Recognizing biomedical named entities in Chinese research abstracts

  • Authors:
  • Baohua Gu;Fred Popowich;Veronica Dahl

  • Affiliations:
  • School of Computing Science, Simon Fraser University, Burnaby, B.C., Canada;School of Computing Science, Simon Fraser University, Burnaby, B.C., Canada;School of Computing Science, Simon Fraser University, Burnaby, B.C., Canada

  • Venue:
  • Canadian AI'08 Proceedings of the Canadian Society for computational studies of intelligence, 21st conference on Advances in artificial intelligence
  • Year:
  • 2008

Quantified Score

Hi-index 0.00

Visualization

Abstract

Most research on biomedical named entity recognition has focused on English texts, e.g., MEDLINE abstracts. However, recent years have also seen significant growth of biomedical publications in other languages. For example, the Chinese Biomedical Bibliographic Database has collected over 3 million articles published after 1978 from 1600 Chinese biomedical journals. We present here a Conditional Random Field (CRF) based system for recognizing biomedical named entities in Chinese texts. Viewing Chinese sentences as sequences of characters, we trained and tested the CRF model using a manually annotated corpus containing 106 research abstracts (481 sentences in total).
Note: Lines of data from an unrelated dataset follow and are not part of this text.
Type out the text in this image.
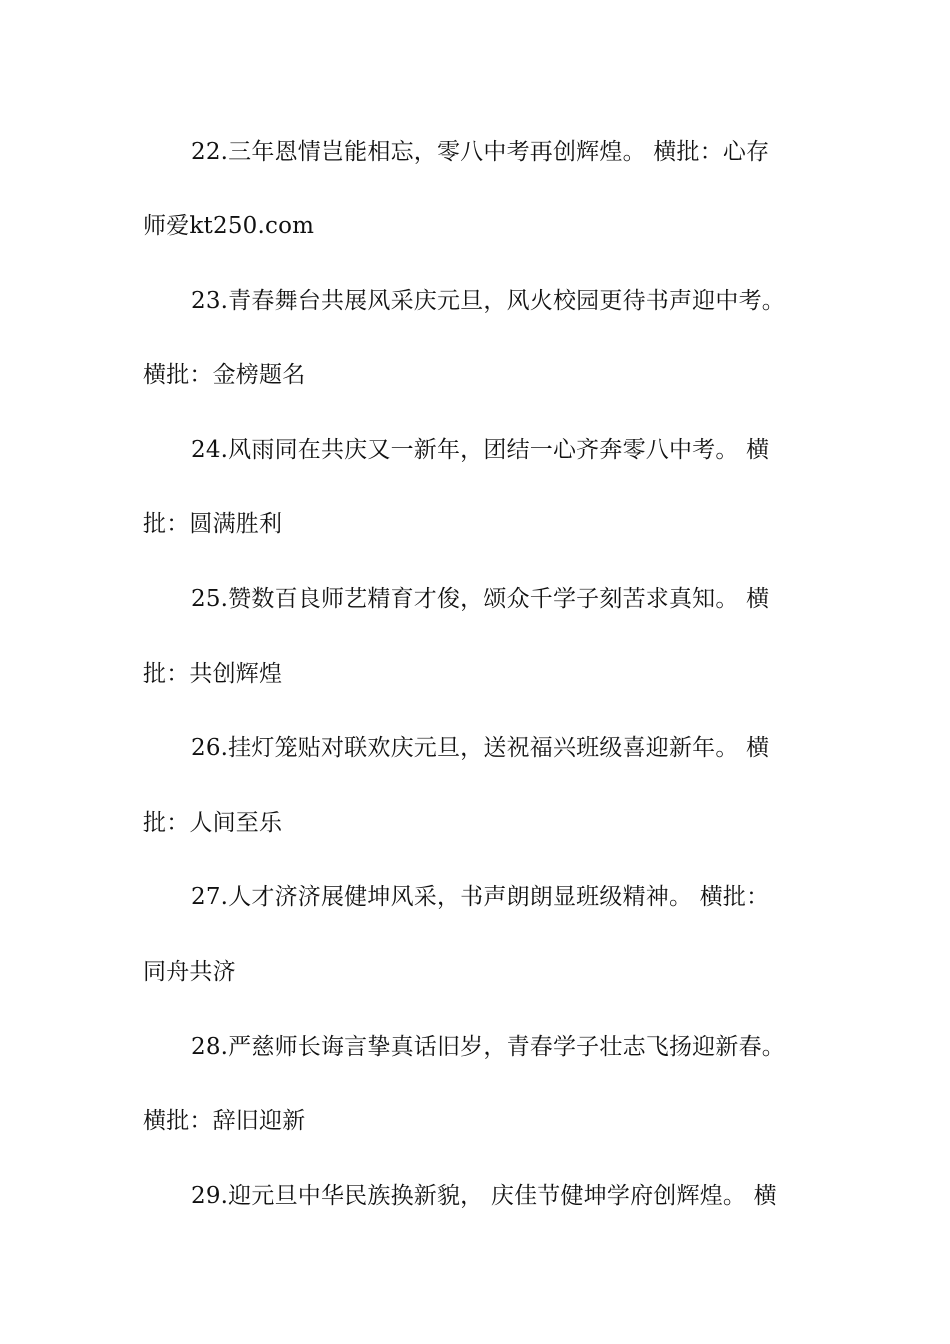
22.三年恩情岂能相忘，零八中考再创辉煌。 横批：心存
师爱kt250.com
23.青春舞台共展风采庆元旦，风火校园更待书声迎中考。
横批：金榜题名
24.风雨同在共庆又一新年，团结一心齐奔零八中考。 横
批：圆满胜利
25.赞数百良师艺精育才俊，颂众千学子刻苦求真知。 横
批：共创辉煌
26.挂灯笼贴对联欢庆元旦，送祝福兴班级喜迎新年。 横
批：人间至乐
27.人才济济展健坤风采，书声朗朗显班级精神。 横批：
同舟共济
28.严慈师长诲言挚真话旧岁，青春学子壮志飞扬迎新春。
横批：辞旧迎新
29.迎元旦中华民族换新貌， 庆佳节健坤学府创辉煌。 横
The features we used for the CRF model include word segmentation tags provided by a segmenter trained on newswire corpora, and lists of frequent characters gathered from training data and external resources. Randomly selecting 400 sentences for training and the rest for testing, our system obtained an 68.60% F-score on average, significantly outperforming the baseline system (F-score 60.54% using a simple dictionary match). This suggests that statistical approaches such as CRFs based on annotated corpora hold promise for the biomedical NER task in Chinese texts.